# Toy poodle in Asian style trim



## ItzaClip (Dec 1, 2010)

Thought you poodle peeps would like to see a client of mine. Supposed to be a toy, but I think she's tall. Very happy wiggly girl so forgive the quality of the finish on her. She is 8 months but thinking her topknot is always going to break easily because of the color. I have given owner all the tips regarding soft bands, cutting them out, not twisting when placing bands etc. Now I think I will encourage her to condition her topknot to help protect it. 

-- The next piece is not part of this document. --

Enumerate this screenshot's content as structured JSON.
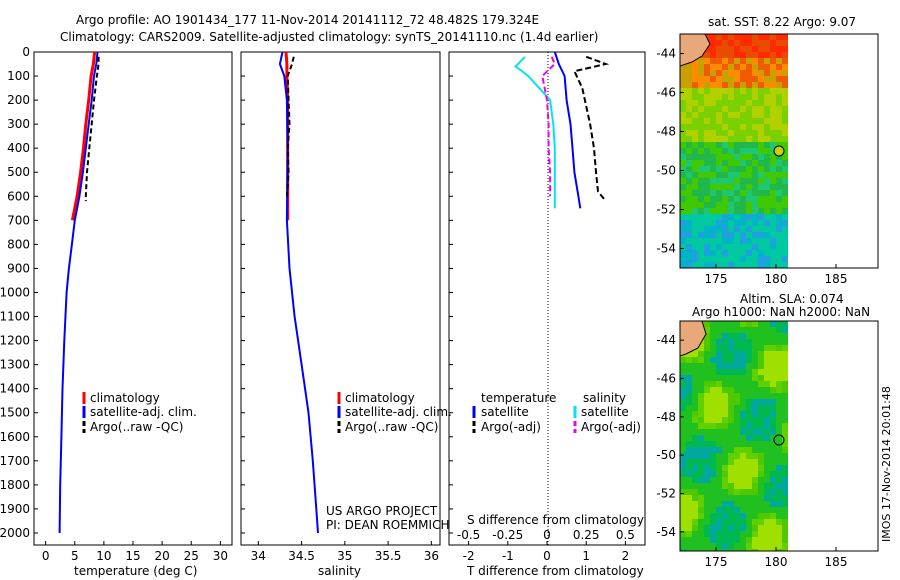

Sent from my Pixel XL using Tapatalk


----------



## ItzaClip (Dec 1, 2010)

Dang it, I wasn't finished posting and I dropped my phone! Here is pics







before

















Sent from my Pixel XL using Tapatalk


----------



## Mfmst (Jun 18, 2014)

Very cute! Your clients are lucky to have you!


----------



## oshagcj914 (Jun 12, 2016)

Wow, big difference, great job! This clip always makes me chuckle with the face fluff  Do reds tend to have more brittle hair?


----------



## Skylar (Jul 29, 2016)

Awwww, she is absolutely adorable ------------- I wish you lived close enough for me to take my Babykins - I adore everything you do, so creative.


----------



## glorybeecosta (Nov 11, 2014)

Wow you are outstanding


----------



## ItzaClip (Dec 1, 2010)

oshagcj914 said:


> Wow, big difference, great job! This clip always makes me chuckle with the face fluff  Do reds tend to have more brittle hair?


Yes I think so. Also silver, it seems that black and white have best coats, strongest too. 

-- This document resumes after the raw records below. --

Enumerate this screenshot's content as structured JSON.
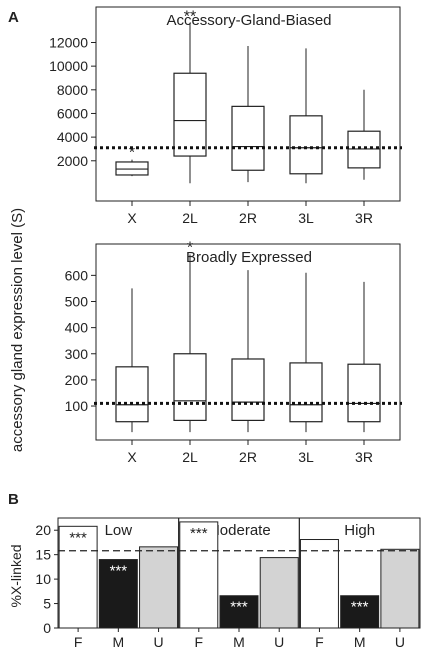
{
  "panel_labels": {
    "a": "A",
    "b": "B"
  },
  "shared_ylabel": "accessory gland expression level (S)",
  "chart_data": [
    {
      "type": "box",
      "title": "Accessory-Gland-Biased",
      "categories": [
        "X",
        "2L",
        "2R",
        "3L",
        "3R"
      ],
      "boxes": [
        {
          "min": 700,
          "q1": 800,
          "median": 1300,
          "q3": 1900,
          "max": 2100
        },
        {
          "min": 100,
          "q1": 2400,
          "median": 5400,
          "q3": 9400,
          "max": 13600
        },
        {
          "min": 200,
          "q1": 1200,
          "median": 3200,
          "q3": 6600,
          "max": 11700
        },
        {
          "min": 100,
          "q1": 900,
          "median": 3100,
          "q3": 5800,
          "max": 11500
        },
        {
          "min": 400,
          "q1": 1400,
          "median": 3000,
          "q3": 4500,
          "max": 8000
        }
      ],
      "reference_line": 3100,
      "significance": [
        "*",
        "**",
        "",
        "",
        ""
      ],
      "yticks": [
        2000,
        4000,
        6000,
        8000,
        10000,
        12000
      ],
      "ylim": [
        -1400,
        15000
      ]
    },
    {
      "type": "box",
      "title": "Broadly Expressed",
      "categories": [
        "X",
        "2L",
        "2R",
        "3L",
        "3R"
      ],
      "boxes": [
        {
          "min": 0,
          "q1": 40,
          "median": 105,
          "q3": 250,
          "max": 550
        },
        {
          "min": 0,
          "q1": 45,
          "median": 120,
          "q3": 300,
          "max": 680
        },
        {
          "min": 0,
          "q1": 45,
          "median": 115,
          "q3": 280,
          "max": 620
        },
        {
          "min": 0,
          "q1": 40,
          "median": 105,
          "q3": 265,
          "max": 610
        },
        {
          "min": 0,
          "q1": 40,
          "median": 110,
          "q3": 260,
          "max": 575
        }
      ],
      "reference_line": 110,
      "significance": [
        "",
        "*",
        "",
        "",
        ""
      ],
      "yticks": [
        100,
        200,
        300,
        400,
        500,
        600
      ],
      "ylim": [
        -30,
        720
      ]
    },
    {
      "type": "bar",
      "ylabel": "%X-linked",
      "ylim": [
        0,
        22.5
      ],
      "yticks": [
        0,
        5,
        10,
        15,
        20
      ],
      "reference_line": 15.8,
      "categories": [
        "F",
        "M",
        "U"
      ],
      "colors": {
        "F": "#ffffff",
        "M": "#1a1a1a",
        "U": "#d3d3d3"
      },
      "panels": [
        {
          "name": "Low",
          "values": [
            20.8,
            14.0,
            16.6
          ],
          "significance": [
            "***",
            "***",
            ""
          ]
        },
        {
          "name": "Moderate",
          "values": [
            21.7,
            6.6,
            14.4
          ],
          "significance": [
            "***",
            "***",
            ""
          ]
        },
        {
          "name": "High",
          "values": [
            18.1,
            6.6,
            16.1
          ],
          "significance": [
            "",
            "***",
            ""
          ]
        }
      ]
    }
  ]
}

Sent from my Pixel XL using Tapatalk


----------



## Streetcar (Apr 13, 2014)

You do such brilliant work, Itzaclip !!


----------



## Caddy (Nov 23, 2014)

Amazing as usual! I too wish I was closer to get my girls a professional groom once in awhile. On another note, I would take them in brushed and combed out, this little one doesn't look matted but kind of scruffy. But then I wash my hair before I go to my hairdresser too.


----------



## pizzapizazz (Apr 13, 2016)

beautiful groom! i love the face fluff on her.


----------



## ItzaClip (Dec 1, 2010)

She got a bath yesterday and I tweaked her muzzle a bit. She's still wiggily.









Sent from my Pixel XL using Tapatalk


----------



## shell (Jul 10, 2015)

I love Asian style cuts  I keep one of my malts in an Asian style. Very cute!


----------



## Skylar (Jul 29, 2016)

This clip on this dog is just simply adorable.


----------



## Laumau (Dec 17, 2016)

Clip is so cute. The pup almost doesn't look real- especially with that white coloring so perfect on the chest like a teddy bear.


----------



## chinchillafuzzy (Feb 11, 2017)

You are so talented!! What an adorable girl!


----------



## Axeldog (Aug 29, 2014)

Poodle face hair isn't my thing, but gosh that pup is adorable!! Really great clip as usual, Itzaclip!


----------



## BorderKelpie (Dec 3, 2011)

Absolutely adorable! 
Ok, I especially like the last group of pictures - the bottom right where she has her eyes pinched shut. I don't know why, but that's the cutest photo to me.


----------